Setton completed the workshop’s two-year program during her senior year. By August 2007, less than two months after graduating from the college, Setton signed with Cornerstone Talent, a small agency based out of Manhattan that caters to 75 professionals working in film, television and theater, including Sara Ramirez from “Grey’s Anatomy” and “The Sopranos’” Dominic Chianese.
Out of dozens of applicants hoping to sign with Cornerstone, Setton was one of two actors the agency picked up that year.
“She didn’t take long,” a representative of the agency said. “‘Gossip Girl’ happened fairly fast. She made quite a splash with the people at Warner Bros. when she went in to audition for something else and from that, slowly, the ‘Gossip Girl’ thing emerged.”
Before premiering her preppy character, Setton booked minor roles in two large studio productions. In “What Happens in Vegas,” starring Ashton Kutcher and Cameron Diaz, Setton has a scene in which she seduces Kutcher into letting her into his apartment, after which she and a group of “hot girls” proceed to take over his space and have a pillow fight.

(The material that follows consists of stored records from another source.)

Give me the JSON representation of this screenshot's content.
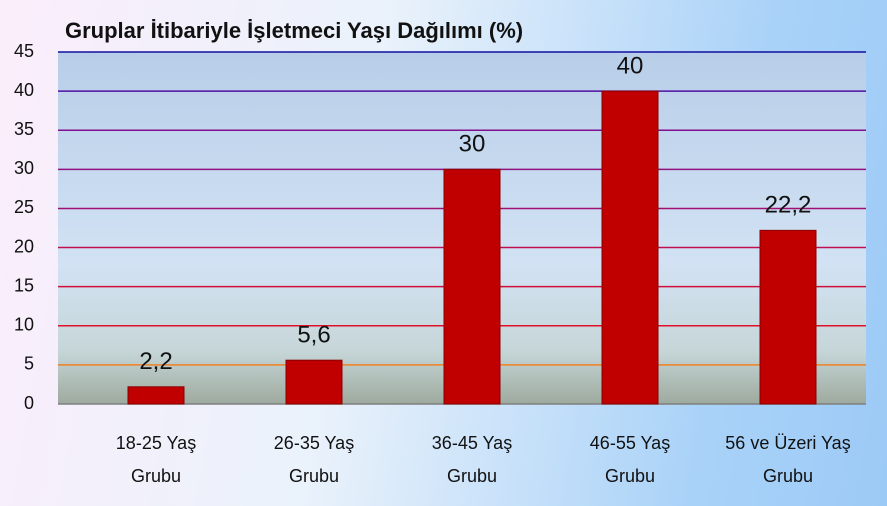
{
  "chart_data": {
    "type": "bar",
    "title": "Gruplar İtibariyle İşletmeci Yaşı Dağılımı (%)",
    "categories": [
      "18-25 Yaş Grubu",
      "26-35 Yaş Grubu",
      "36-45 Yaş Grubu",
      "46-55 Yaş Grubu",
      "56 ve Üzeri Yaş Grubu"
    ],
    "values": [
      2.2,
      5.6,
      30,
      40,
      22.2
    ],
    "value_labels": [
      "2,2",
      "5,6",
      "30",
      "40",
      "22,2"
    ],
    "color": "#c00000",
    "ylim": [
      0,
      45
    ],
    "yticks": [
      0,
      5,
      10,
      15,
      20,
      25,
      30,
      35,
      40,
      45
    ],
    "grid": true,
    "grid_colors": [
      "#7f7f7f",
      "#f08020",
      "#e0102a",
      "#d0103a",
      "#c01050",
      "#a01070",
      "#901080",
      "#801090",
      "#5010a0",
      "#1010a0"
    ]
  }
}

Less than two weeks later, Setton booked a role in the “Sex and the City” movie playing a girl who slaps her boyfriend outside of a nightclub after discovering he’s married during Sarah Jessica Parker’s opening monologue.

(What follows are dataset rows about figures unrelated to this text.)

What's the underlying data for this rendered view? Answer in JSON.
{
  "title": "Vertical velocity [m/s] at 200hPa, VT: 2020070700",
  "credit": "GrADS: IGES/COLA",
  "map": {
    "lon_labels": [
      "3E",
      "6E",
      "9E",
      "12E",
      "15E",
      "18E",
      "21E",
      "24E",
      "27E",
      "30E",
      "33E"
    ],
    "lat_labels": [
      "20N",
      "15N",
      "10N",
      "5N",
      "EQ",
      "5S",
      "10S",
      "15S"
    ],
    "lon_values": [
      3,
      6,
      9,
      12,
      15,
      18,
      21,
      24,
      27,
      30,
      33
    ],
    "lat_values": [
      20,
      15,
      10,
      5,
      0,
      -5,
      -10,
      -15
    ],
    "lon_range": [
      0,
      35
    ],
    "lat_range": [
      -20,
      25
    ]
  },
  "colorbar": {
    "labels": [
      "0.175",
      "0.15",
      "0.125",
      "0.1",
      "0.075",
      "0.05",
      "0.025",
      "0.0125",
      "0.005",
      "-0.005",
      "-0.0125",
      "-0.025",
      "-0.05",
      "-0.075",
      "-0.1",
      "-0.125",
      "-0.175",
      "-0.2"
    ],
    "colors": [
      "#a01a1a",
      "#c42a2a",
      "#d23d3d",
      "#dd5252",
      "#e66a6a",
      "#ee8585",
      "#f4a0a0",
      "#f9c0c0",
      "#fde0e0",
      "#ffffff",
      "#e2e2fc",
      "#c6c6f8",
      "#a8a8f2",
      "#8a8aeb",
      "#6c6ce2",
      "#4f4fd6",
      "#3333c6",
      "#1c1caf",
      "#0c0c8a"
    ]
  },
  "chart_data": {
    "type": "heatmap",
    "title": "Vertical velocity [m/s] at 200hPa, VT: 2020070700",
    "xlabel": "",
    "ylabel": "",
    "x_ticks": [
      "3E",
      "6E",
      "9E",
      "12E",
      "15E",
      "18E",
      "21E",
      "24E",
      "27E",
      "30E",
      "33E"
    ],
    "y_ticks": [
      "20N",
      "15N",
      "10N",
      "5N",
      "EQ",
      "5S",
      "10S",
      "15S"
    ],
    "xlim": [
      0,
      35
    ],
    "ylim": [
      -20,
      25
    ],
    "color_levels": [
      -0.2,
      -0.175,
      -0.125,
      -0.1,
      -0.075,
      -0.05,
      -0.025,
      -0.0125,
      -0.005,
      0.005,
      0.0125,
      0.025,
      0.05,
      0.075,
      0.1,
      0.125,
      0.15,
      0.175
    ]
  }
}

“It was an incredible experience to even be on that set just for one day,” Setton said.
Setton’s agent at Cornerstone said he envisions a steady growth in her career in the years to come.
“I’m hoping that we’ll go from ‘Gossip Girl’, where she’s not one of the leads, to a series or a film or a play where she is,” the agent said.

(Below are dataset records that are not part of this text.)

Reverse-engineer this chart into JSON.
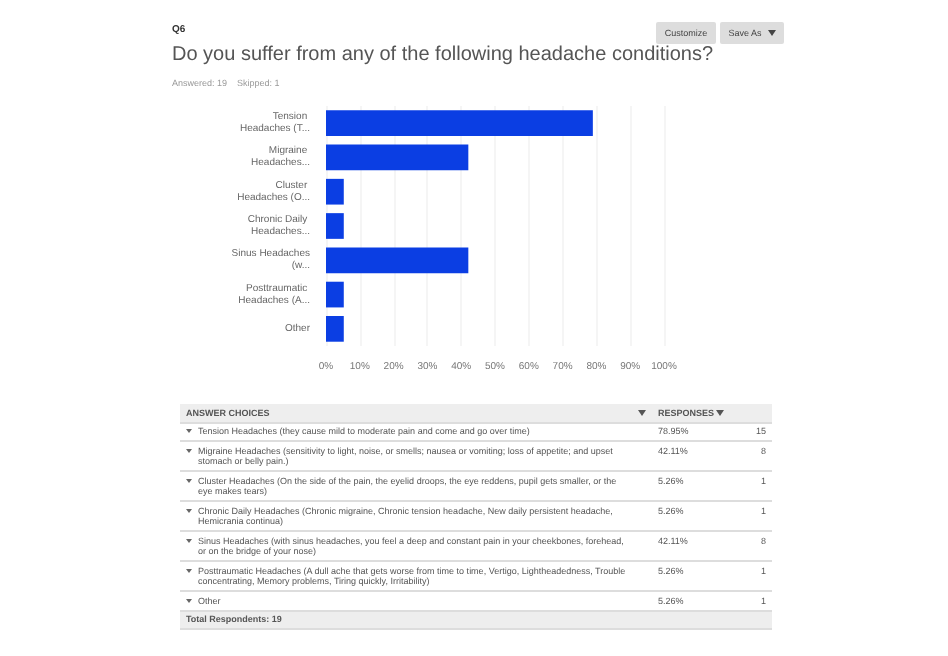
{
  "chart_data": {
    "type": "bar",
    "orientation": "horizontal",
    "title": "Do you suffer from any of the following headache conditions?",
    "subtitle": "Answered: 19    Skipped: 1",
    "categories": [
      "Tension Headaches (T...",
      "Migraine Headaches...",
      "Cluster Headaches (O...",
      "Chronic Daily Headaches...",
      "Sinus Headaches (w...",
      "Posttraumatic Headaches (A...",
      "Other"
    ],
    "values": [
      78.95,
      42.11,
      5.26,
      5.26,
      42.11,
      5.26,
      5.26
    ],
    "color": "#0b3ee3",
    "xlim": [
      0,
      100
    ],
    "xticks": [
      {
        "value": 0,
        "label": "0%"
      },
      {
        "value": 10,
        "label": "10%"
      },
      {
        "value": 20,
        "label": "20%"
      },
      {
        "value": 30,
        "label": "30%"
      },
      {
        "value": 40,
        "label": "40%"
      },
      {
        "value": 50,
        "label": "50%"
      },
      {
        "value": 60,
        "label": "60%"
      },
      {
        "value": 70,
        "label": "70%"
      },
      {
        "value": 80,
        "label": "80%"
      },
      {
        "value": 90,
        "label": "90%"
      },
      {
        "value": 100,
        "label": "100%"
      }
    ],
    "grid": "x",
    "annotations": [
      "Q6",
      "Customize",
      "Save As",
      "ANSWER CHOICES",
      "RESPONSES",
      "Tension Headaches (they cause mild to moderate pain and come and go over time)",
      "Migraine Headaches (sensitivity to light, noise, or smells; nausea or vomiting; loss of appetite; and upset stomach or belly pain.)",
      "Cluster Headaches (On the side of the pain, the eyelid droops, the eye reddens, pupil gets smaller, or the eye makes tears)",
      "Chronic Daily Headaches (Chronic migraine, Chronic tension headache, New daily persistent headache, Hemicrania continua)",
      "Sinus Headaches (with sinus headaches, you feel a deep and constant pain in your cheekbones, forehead, or on the bridge of your nose)",
      "Posttraumatic Headaches (A dull ache that gets worse from time to time, Vertigo, Lightheadedness, Trouble concentrating, Memory problems, Tiring quickly, Irritability)",
      "Other",
      "15",
      "8",
      "1",
      "1",
      "8",
      "1",
      "1",
      "78.95%",
      "42.11%",
      "5.26%",
      "5.26%",
      "42.11%",
      "5.26%",
      "5.26%",
      "Total Respondents: 19"
    ]
  }
}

Setton has seen the fame of her fellow cast members rise to superstar levels since joining the show last October.
“I’ve been recognized, and I have been hounded a couple of times, but I can’t imagine being Blake [Lively] or Leighton [Meester] or Chace [Crawford],” Setton said. “It’s just insane for them.”
As a student at the college, Setton completely immersed herself in working on student films to better hone her acting skills.
“I started getting my hands on any projects I could find,” she said. “A lot of my friends were film students so we’d get together and mess around with a camera in the [Garden Apartments]. I did as much as I possibly could to gain more experience on how my angles were on camera and what lighting worked best.”
Cathy Crane, assistant professor of cinema, photography and media arts, worked with Setton through placing her in films produced by her students. In addition to directing her on such films, Crane took a semester of the Actor’s Workshop with Setton.
After working with Setton both onstage and from behind the camera, Crane said she is not surprised by Setton’s success in gradually breaking into the industry.
“I just can’t wait till she has a role where you can really see her vulnerability,” Crane said. “She is so beautiful that it’s disarming, and the fact that she is quite capable of being raw and vulnerable in that space is one of those combinations that’s an ideal cinematic fantasy.”
“Gossip Girl” returns on the CW on Monday for its second season. Setton reprises her role in at least four episodes that have already been filmed and upcoming episodes to be shot in the weeks to come.
“Penelope will be back in action,” Setton said. “She’s vicious as ever.”